Не слушая, что говорит ему обрадованная женщина, Вишняков сел за стол, намереваясь приступить к составлению описи, но тут появился еще один проситель: небольшого роста старичок с русой бородкой. Он запыхался, — как видно, прибежал откуда-то издалека; из-под старенькой фуражки по раскрасневшемуся лицу сыпал пот, ситцевая рубаха его на лопатках и под мышками также взмокла, потемнела от пота.
— Чего тебе, дед? — спросил Вишняков.
— Только что с лугу, умаялся, не создай господь. — Дед рукавом рубахи вытер потное лицо, продолжал жалобным голосом — Нетель у меня потерялась по третьему году, все обыскал, как в воду канула. Зарезали ее лиходеи-то эти, не иначе. Шкуру да потрох забросили где-нибудь в кусты, а мясо съели, и вся недолга.
— Жалко, дедушка, тебя, а помочь-то ничем не можем, нету у нас нетелей.
— Одна и была у нас, — разводил руками дед, — а красавица-то какая, любо посмотреть, породистая и к рождеству бы отелилась.
Вишняков переглянулся с членами комиссии.
— Разве коня отдать старику из бандитских. Возьмешь, дед?

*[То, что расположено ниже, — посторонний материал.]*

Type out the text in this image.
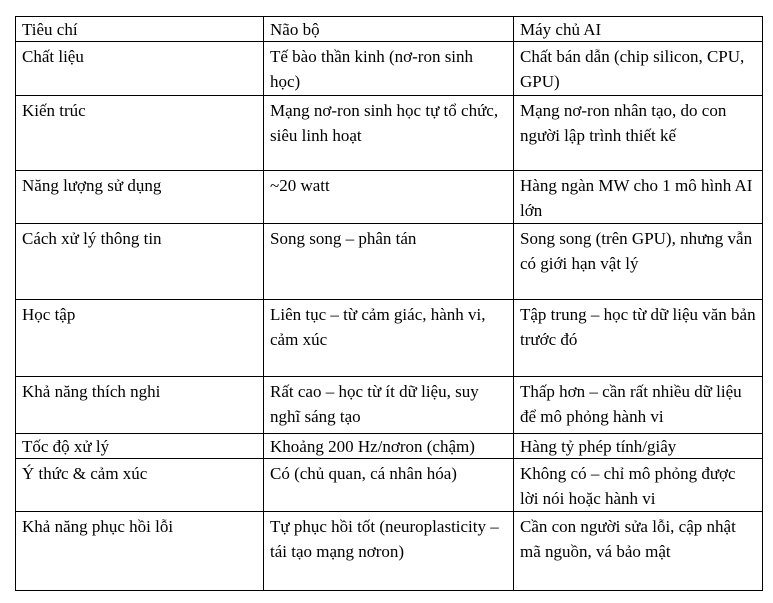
Tiêu chí	Não bộ	Máy chủ AI
Chất liệu	Tế bào thần kinh (nơ-ron sinh học)	Chất bán dẫn (chip silicon, CPU, GPU)
Kiến trúc	Mạng nơ-ron sinh học tự tổ chức, siêu linh hoạt	Mạng nơ-ron nhân tạo, do con người lập trình thiết kế
Năng lượng sử dụng	~20 watt	Hàng ngàn MW cho 1 mô hình AI lớn
Cách xử lý thông tin	Song song – phân tán	Song song (trên GPU), nhưng vẫn có giới hạn vật lý
Học tập	Liên tục – từ cảm giác, hành vi, cảm xúc	Tập trung – học từ dữ liệu văn bản trước đó
Khả năng thích nghi	Rất cao – học từ ít dữ liệu, suy nghĩ sáng tạo	Thấp hơn – cần rất nhiều dữ liệu để mô phỏng hành vi
Tốc độ xử lý	Khoảng 200 Hz/nơron (chậm)	Hàng tỷ phép tính/giây
Ý thức & cảm xúc	Có (chủ quan, cá nhân hóa)	Không có – chỉ mô phỏng được lời nói hoặc hành vi
Khả năng phục hồi lỗi	Tự phục hồi tốt (neuroplasticity – tái tạo mạng nơron)	Cần con người sửa lỗi, cập nhật mã nguồn, vá bảo mật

— Да оно кабы по-мирному, пошто бы не взять-то, а теперь не-ет, бог с ним и с конем, все равно заберут, не те, так другие. Вот кабы овечек, этих бы я взял, хоть с десяток, ежели милость будет.
— Каких овечек?
— Да вот, что злодеи-то пригнали откуда-то. Ведь они их не всех сожрали, ишо голов более ста обретаются в гумне у свата Анисима.

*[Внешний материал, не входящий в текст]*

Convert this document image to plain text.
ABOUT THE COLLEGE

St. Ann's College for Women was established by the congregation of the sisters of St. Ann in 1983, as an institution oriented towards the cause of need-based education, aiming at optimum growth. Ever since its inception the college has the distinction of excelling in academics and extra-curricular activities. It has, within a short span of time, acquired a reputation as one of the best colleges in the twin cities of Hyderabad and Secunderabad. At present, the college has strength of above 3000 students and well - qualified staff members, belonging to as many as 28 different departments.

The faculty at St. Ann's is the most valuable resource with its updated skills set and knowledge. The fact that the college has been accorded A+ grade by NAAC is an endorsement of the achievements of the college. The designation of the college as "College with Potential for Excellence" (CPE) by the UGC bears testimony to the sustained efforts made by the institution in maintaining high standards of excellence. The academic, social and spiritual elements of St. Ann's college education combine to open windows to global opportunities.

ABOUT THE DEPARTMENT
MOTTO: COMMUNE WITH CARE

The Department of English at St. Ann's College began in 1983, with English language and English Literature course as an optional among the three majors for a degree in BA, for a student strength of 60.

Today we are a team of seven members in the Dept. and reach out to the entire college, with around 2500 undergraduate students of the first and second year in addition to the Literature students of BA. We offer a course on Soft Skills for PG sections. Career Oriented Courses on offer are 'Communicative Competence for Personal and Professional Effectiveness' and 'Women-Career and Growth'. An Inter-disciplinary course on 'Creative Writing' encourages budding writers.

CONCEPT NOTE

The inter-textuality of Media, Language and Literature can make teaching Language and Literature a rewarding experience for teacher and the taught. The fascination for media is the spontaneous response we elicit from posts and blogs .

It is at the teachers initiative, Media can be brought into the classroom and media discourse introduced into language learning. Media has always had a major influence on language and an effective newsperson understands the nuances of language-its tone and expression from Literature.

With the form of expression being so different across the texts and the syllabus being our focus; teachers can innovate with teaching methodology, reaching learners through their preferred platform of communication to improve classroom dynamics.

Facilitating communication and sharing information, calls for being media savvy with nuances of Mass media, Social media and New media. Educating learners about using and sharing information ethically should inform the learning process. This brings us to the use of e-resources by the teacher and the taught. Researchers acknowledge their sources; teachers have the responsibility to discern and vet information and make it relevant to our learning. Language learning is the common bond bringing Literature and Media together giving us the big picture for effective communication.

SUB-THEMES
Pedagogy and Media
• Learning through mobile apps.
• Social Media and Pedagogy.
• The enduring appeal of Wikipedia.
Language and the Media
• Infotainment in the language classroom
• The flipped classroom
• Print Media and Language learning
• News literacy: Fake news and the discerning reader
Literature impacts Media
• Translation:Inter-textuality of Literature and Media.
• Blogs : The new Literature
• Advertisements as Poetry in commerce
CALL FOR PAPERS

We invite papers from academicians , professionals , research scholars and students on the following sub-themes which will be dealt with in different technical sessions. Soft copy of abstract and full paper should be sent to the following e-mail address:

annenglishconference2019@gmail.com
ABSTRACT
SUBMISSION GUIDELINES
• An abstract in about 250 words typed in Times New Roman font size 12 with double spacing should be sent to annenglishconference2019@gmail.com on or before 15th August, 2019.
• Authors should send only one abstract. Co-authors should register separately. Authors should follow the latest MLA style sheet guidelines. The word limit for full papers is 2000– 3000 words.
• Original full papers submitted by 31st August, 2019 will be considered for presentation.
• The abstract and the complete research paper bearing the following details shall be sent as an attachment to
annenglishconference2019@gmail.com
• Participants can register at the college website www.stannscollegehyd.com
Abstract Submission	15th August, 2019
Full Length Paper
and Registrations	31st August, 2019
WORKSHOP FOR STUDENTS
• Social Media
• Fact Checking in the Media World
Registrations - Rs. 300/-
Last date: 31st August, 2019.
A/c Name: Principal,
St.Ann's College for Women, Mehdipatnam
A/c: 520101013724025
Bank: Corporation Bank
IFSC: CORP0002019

— Нет, дедушка, этого нельзя. Они, эти бандиты, может быть, пастуха общественного ограбили. Вот поэтому командир наш, товарищ Кларк, распорядился вместе с имуществом и овец в станицу вашу направить, а там разберутся без нас.
— Нельзя, значить… — Дед сожалеюще вздохнул, поскреб пятерней в затылке. — Эхма-а, верно говорят: где тонко, там и рвется.
И тут один из членов комиссии, пожилой, чернобородый человек в батарейской фуражке, предложил: отдать старику граммофон.
— Вот это мысля! — воскликнул подошедший к столу Егор. — Хватит этой музыке буржуев потешать, пусть наши трудящие старики веселятся.
— Верно! — согласился Вишняков. — Забирай его, дед. Вон Охлопков тебя научит, как там его вертеть, заводить и все такое. Неси, обрадуй свою старуху.
Но дед почему-то счел нужным обидеться.
— Смеетесь вы, што ли! — заговорил он, сердито насупившись. — Старуха меня с коровой ждет, а я к ней с музыкой заявлюсь. Кабы он доился, магрофон-то ваш. Нет уж, избави бог от такого добра, да меня с ним старуха и на порог-то не пустит!
— Пустит, дед, — не унимался Вишняков. — Ведь ты ее же развлекать-то будешь. А корова тебе и не потребуется теперь, без нее у тебя будет и молока и сметаны невпроворот, и яиц тебе натащат, и масла, и всякое другое удовольствие, только ходи знай по вечеркам, накручивай граммофон.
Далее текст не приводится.